4. Summary and Conclusions

The capacitance sensor investigated here is used to infer soil water content θ either from a direct empirical relationship between θ and measured resonant frequency f_r (after normalization by air and water counts) or via estimation of the real part of permittivity ε_m′ as a proxy for θ(ε_m′). Here, we refined the theoretical understanding and quantification of the sensor responses to variable θ, temperature T, and liquid salinity S, including resulting changes in the bulk electrical conductivity of granular soils σ_m. This was achieved by combining a dielectric mixing model, electrical circuit analogue, and finite-element numerical model of the electrical field in and around the sensor for a range of environmental conditions. Within the mixing model, the complex permittivity of saline water was based on previous empirical studies [24]. The model does not handle bulk electrical conductivity due to charged clays, but liquid salinity provides analogous dielectric conditions in the combined model. Effects of bound water on em were not considered here, but are left for future investigations using a more sophisticated mixing model.

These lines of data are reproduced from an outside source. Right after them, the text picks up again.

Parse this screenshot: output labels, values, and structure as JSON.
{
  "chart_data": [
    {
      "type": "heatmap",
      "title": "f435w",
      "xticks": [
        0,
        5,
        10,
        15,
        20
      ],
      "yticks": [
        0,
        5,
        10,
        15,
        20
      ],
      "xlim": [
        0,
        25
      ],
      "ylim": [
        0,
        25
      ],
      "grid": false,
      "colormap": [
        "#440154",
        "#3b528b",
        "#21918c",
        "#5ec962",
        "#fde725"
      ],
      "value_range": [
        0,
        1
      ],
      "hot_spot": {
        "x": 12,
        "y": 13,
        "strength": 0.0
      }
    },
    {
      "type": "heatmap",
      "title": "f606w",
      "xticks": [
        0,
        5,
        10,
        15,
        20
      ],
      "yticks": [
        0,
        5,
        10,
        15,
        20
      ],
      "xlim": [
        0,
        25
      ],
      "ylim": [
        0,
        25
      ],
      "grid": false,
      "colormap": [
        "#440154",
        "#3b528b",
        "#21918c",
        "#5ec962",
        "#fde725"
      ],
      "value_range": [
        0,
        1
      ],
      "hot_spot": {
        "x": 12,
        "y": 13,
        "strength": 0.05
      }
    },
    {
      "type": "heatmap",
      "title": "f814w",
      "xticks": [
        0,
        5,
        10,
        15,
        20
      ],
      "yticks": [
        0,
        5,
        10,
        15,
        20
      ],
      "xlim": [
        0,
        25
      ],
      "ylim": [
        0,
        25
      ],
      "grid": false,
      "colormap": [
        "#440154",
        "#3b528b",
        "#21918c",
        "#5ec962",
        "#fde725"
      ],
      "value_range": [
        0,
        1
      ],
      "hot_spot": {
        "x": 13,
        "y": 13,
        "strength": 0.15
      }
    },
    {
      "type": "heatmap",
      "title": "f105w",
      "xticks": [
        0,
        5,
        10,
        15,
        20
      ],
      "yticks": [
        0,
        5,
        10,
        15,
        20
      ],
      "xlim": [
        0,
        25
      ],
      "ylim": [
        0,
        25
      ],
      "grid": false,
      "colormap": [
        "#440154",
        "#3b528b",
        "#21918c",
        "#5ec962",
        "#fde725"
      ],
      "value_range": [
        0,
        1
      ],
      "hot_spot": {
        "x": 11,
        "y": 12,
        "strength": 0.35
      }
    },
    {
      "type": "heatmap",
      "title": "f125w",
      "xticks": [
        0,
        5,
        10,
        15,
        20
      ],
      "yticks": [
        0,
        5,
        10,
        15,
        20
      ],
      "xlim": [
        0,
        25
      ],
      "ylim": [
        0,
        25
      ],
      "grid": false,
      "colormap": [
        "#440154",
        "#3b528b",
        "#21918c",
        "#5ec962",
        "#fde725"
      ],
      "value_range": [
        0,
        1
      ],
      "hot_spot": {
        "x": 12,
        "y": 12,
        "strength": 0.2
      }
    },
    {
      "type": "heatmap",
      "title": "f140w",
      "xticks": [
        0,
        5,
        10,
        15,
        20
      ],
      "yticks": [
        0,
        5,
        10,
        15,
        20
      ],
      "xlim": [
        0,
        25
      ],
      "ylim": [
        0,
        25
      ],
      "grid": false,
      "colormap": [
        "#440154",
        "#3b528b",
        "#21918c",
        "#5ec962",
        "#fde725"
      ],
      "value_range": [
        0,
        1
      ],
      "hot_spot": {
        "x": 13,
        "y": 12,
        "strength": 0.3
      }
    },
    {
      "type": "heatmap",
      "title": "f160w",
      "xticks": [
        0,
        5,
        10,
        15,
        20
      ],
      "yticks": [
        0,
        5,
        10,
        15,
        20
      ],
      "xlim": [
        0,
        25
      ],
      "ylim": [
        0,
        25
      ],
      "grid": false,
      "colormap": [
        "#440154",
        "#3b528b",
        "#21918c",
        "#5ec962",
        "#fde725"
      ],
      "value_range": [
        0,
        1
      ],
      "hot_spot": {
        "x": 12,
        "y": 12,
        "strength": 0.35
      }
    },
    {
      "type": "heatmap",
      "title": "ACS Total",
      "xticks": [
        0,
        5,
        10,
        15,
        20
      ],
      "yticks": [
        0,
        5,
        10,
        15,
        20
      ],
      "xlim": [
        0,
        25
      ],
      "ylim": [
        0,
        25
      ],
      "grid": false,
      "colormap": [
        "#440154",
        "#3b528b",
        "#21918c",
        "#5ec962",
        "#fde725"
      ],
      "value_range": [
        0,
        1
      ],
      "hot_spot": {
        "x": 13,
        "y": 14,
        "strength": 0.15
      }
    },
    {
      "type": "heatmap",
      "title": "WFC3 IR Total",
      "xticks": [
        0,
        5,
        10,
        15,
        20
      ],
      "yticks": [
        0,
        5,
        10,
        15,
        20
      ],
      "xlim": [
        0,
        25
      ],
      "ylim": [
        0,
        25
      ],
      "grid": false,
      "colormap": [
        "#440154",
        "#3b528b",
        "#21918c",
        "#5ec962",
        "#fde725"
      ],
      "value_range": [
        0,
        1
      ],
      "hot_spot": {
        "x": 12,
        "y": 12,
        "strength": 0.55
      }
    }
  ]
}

The frequency dependence of ε_m is confirmed and quantified by the mixing model, showing that ε_m′ is relatively insensitive to S, while ε_m″ can be highly sensitive to both S and f at a given water content and temperature (see figure 5). In the measured frequency range of the sensor (100 < f_r < 160 MHz), this sensitivity is due to conductivity losses rather than high-frequency relaxation losses. The computed values of ε_m′(θ, S, T) decrease with T for all values of θ and S, while the imaginary part ε_m″(θ, S, T) increases with T, and the slope dε_m″/dT increases with both θ and S. Again, S may be considered as surrogate for bulk electrical conductivity, σ_m, given knowledge of the multivariate response of σ_m(θ, S, T). Monotonic increases in σ_m with θ, S, and T were estimated (figure 7) and used to compute bulk electrical resistance R_m in the electrical circuit analogue. R_m(ε_m′) was shown to be highly sensitive to ε_m′ only for ε_m′ < 10 (figure 8c).

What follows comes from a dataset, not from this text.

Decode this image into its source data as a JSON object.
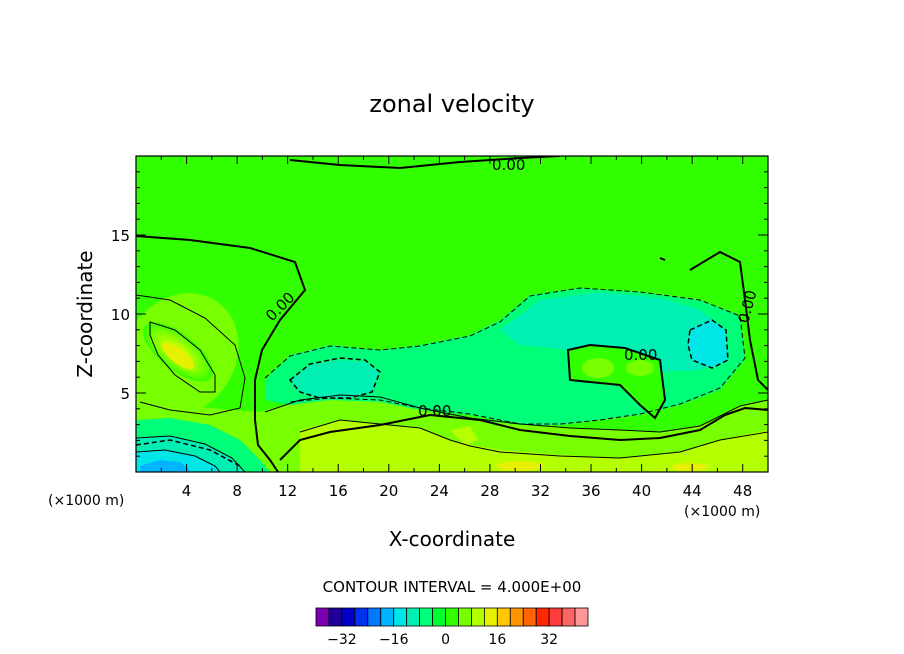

In addition to R_m, various components of the total sensor capacitance as functions of ε_m′ were computed from numerical simulations of the electrical field, where C_m(ε_m′) was found to be nearly linear (figure 8a). However, the associated geometric factor g_m(ε_m′) of the medium of interest was shown to be highly variable (0 < g_m < 0.75) and nonlinear for ε_m′ < 25 (figure 8b). This indicates that the geometry of the electrical field surrounding the ring capacitor changes with the permittivity of the medium being measured, as indicated in previous experiments [12, 17, 18].

Given all circuit component values as functions of the environmental variables (θ, S, and T), the resonant frequency and its normalized value N were computed as functions of R_m or σ_m. Values of N increased with σ_m for all values of ε_m′(θ), with a maximum sensitivity at ε_m′ = 6.54 (figure 9). Thus, the apparent permittivity ε̂(N) and water content θ(N) are sensitive to σ_m. Estimation errors for ε_m′ were computed as functions of σ_m and T using the combined model. Temperature variations in the range 0 < T < 40°C caused deviations in ε̂_m′ within a range of almost ± 10 % (figure 13). No additional temperature drifts of the sensor electronics were considered here.

The physics-based theory presented here is of general validity for understanding the sensitivity of capacitance sensors to the electrical conductivity of the surrounding media. Because the soil electrical conductivity also depends on temperature, the resulting modeled instrumental sensitivity has to be taken into account before interpreting thermal effects in measured data. Future studies may use the present approach and results to identify functions to correct for temperature and salinity effects on the estimated soil water content. Such correction functions can then be compared with laboratory and field data. Based on the potential errors in frequency-based estimates of permittivity computed here, field data measured with such capacitance sensors will not provide reliable absolute estimates of water content without such correction functions.